We aimed to investigate the association between post-treatment changes in polarimetric entropy (PE), which is a noninvasive surrogate marker of structural heterogeneity associated with pigment epithelial remodeling and measured by polarization-sensitive optical coherence tomography (PS-OCT), and the need for multiple anti-vascular endothelial growth factor (VEGF)-injections in myopic choroidal neovascularization (mCNV).

Methods

We retrospectively analyzed 11 eyes that received intra-vitreal anti-VEGF injections for treatment-naïve mCNV. Based on treatment response during the first 3 months, eyes were categorized into the single-injection (n = 9) and multiple-injection (n = 2) groups.
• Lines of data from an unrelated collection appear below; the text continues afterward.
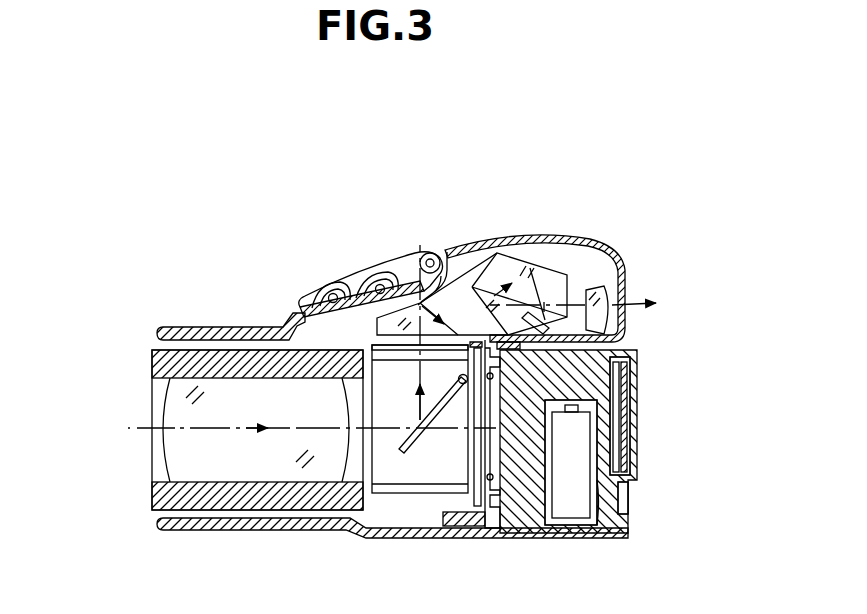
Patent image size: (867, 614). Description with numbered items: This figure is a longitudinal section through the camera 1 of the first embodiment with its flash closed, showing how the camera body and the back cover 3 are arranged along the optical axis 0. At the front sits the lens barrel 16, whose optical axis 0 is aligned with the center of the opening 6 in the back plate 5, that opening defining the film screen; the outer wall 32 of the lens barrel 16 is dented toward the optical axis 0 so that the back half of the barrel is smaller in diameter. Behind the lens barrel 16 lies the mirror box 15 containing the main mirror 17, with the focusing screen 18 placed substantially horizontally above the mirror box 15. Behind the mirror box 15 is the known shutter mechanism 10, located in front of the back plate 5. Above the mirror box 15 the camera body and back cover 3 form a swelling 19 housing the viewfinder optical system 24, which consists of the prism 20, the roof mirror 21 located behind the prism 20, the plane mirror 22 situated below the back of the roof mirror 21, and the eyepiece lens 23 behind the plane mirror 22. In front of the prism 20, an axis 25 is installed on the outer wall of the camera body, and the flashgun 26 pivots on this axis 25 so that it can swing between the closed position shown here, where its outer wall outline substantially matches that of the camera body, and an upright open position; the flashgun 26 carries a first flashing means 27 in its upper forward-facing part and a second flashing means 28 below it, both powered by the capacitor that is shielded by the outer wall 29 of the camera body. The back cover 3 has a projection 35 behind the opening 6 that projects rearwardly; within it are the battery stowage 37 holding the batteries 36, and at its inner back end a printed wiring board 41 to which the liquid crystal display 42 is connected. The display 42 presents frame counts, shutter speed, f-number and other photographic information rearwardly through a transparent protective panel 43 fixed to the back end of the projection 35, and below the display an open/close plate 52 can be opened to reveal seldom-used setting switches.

The camera 1 is at (224, 276).
The back cover 3 is at (648, 507).
The back plate 5 is at (472, 522).
The opening 6 is at (457, 473).
The shutter mechanism 10 is at (445, 526).
The mirror box 15 is at (372, 528).
The lens barrel 16 is at (152, 372).
The main mirror 17 is at (400, 470).
The focusing screen 18 is at (386, 350).
The swelling 19 is at (624, 266).
The prism 20 is at (465, 292).
The roof mirror 21 is at (527, 290).
The plane mirror 22 is at (560, 300).
The eyepiece lens 23 is at (600, 290).
The viewfinder optical system 24 is at (480, 136).
The axis 25 is at (427, 265).
The flashgun 26 is at (344, 292).
The first flashing means 27 is at (306, 302).
The second flashing means 28 is at (371, 292).
The outer wall 29 is at (456, 270).
The outer wall 32 is at (196, 327).
The projection 35 is at (618, 520).
The batteries 36 is at (585, 522).
The battery stowage 37 is at (560, 526).
The printed wiring board 41 is at (628, 376).
The liquid crystal display 42 is at (628, 408).
The transparent protective panel 43 is at (630, 444).
The open/close plate 52 is at (630, 498).
The optical axis 0 is at (308, 410).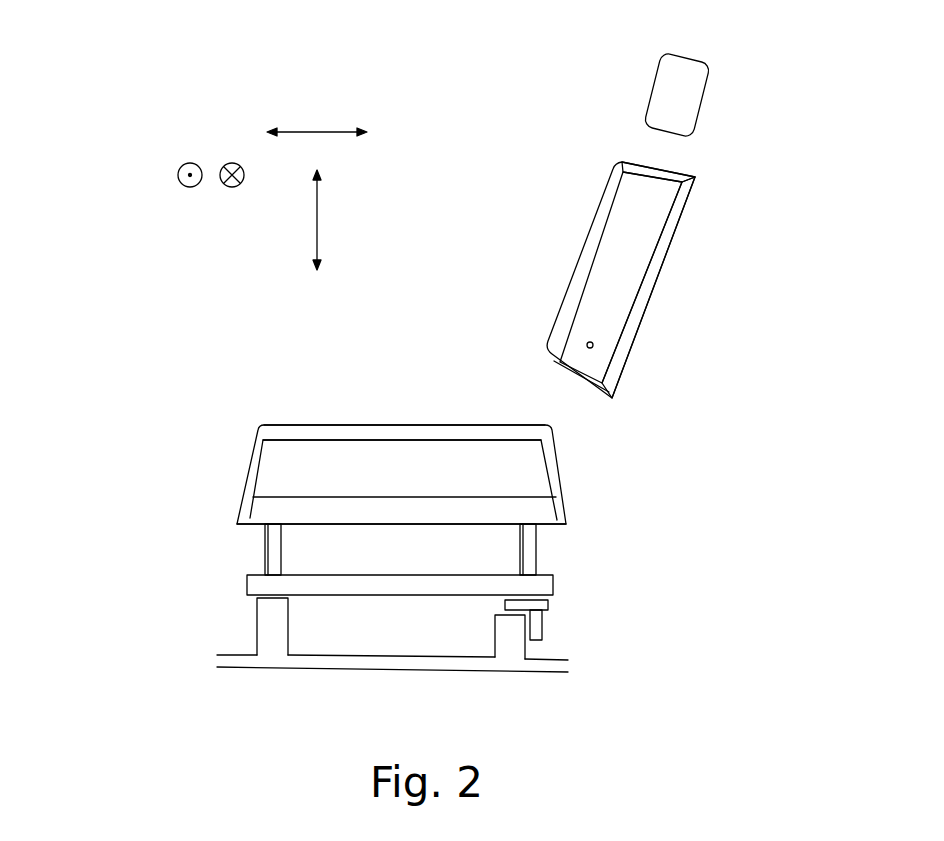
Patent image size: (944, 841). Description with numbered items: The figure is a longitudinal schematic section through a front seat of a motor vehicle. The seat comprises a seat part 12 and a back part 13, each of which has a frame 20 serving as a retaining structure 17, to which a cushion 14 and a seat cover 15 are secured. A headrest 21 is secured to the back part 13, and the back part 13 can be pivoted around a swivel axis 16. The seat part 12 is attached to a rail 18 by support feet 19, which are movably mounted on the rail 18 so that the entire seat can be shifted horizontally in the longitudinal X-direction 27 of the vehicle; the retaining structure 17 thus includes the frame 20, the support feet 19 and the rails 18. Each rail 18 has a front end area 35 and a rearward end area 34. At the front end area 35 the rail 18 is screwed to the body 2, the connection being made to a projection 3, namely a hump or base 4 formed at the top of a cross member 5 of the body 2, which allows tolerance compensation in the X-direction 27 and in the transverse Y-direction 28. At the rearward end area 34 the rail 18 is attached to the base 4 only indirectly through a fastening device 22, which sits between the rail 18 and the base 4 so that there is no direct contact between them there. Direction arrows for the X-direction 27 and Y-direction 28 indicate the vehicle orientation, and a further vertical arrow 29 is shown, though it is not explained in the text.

The body 2 is at (394, 666).
The projection 3 is at (391, 666).
The base 4 is at (272, 642).
The cross member 5 is at (397, 665).
The seat part 12 is at (231, 422).
The back part 13 is at (591, 280).
The cushion 14 is at (608, 298).
The seat cover 15 is at (607, 192).
The swivel axis 16 is at (588, 343).
The retaining structure 17 is at (420, 401).
The rail 18 is at (393, 600).
The support feet 19 is at (265, 530).
The frame 20 is at (648, 280).
The headrest 21 is at (692, 98).
The fastening device 22 is at (552, 608).
The X-direction 27 is at (315, 130).
The Y-direction 28 is at (240, 163).
The vertical direction 29 is at (318, 220).
The rearward end area 34 is at (527, 587).
The front end area 35 is at (270, 582).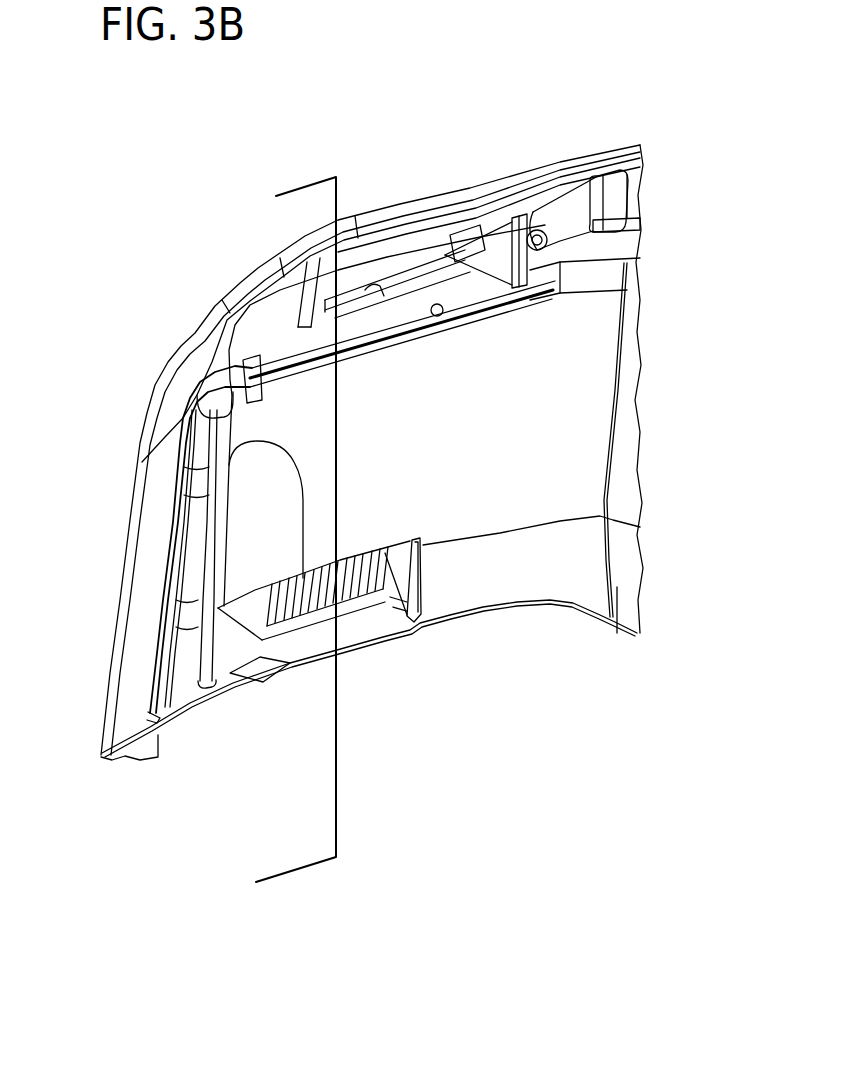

PS-OCT en face PE maps (6 × 6 mm) were obtained at baseline and 3 months after treatment, with the analysis area manually centered over the CNV using a 3-mm Early Treatment Diabetic Retinopathy Study (ETDRS) grid. PE values were extracted from the central 1-mm circle (CNV core) and surrounding 1–3-mm annulus (periphery), and the differences before and after treatment were calculated. Intergroup comparisons were conducted using Wilcoxon rank-sum test.

Results

PE within the CNV core increased after treatment (p = 0.0037). The multiple-injection group showed a greater PE increase than the single-injection group (p = 0.0347), although this finding should be interpreted cautiously given the small and imbalanced sample size. Exploratory analysis suggested a positive association between the magnitude of PE change in the CNV core and injection number during the 3-month period.

Conclusions

High post-treatment entropy may reflect structural heterogeneity associated with pigment epithelial remodeling during the early healing phase. These findings suggest that PS-OCT entropy imaging may serve as a retrospective indicator of tissue response rather than a predictive biomarker in the present dataset. Given the very small and imbalanced sample size, the results should be interpreted as exploratory and hypothesis-generating.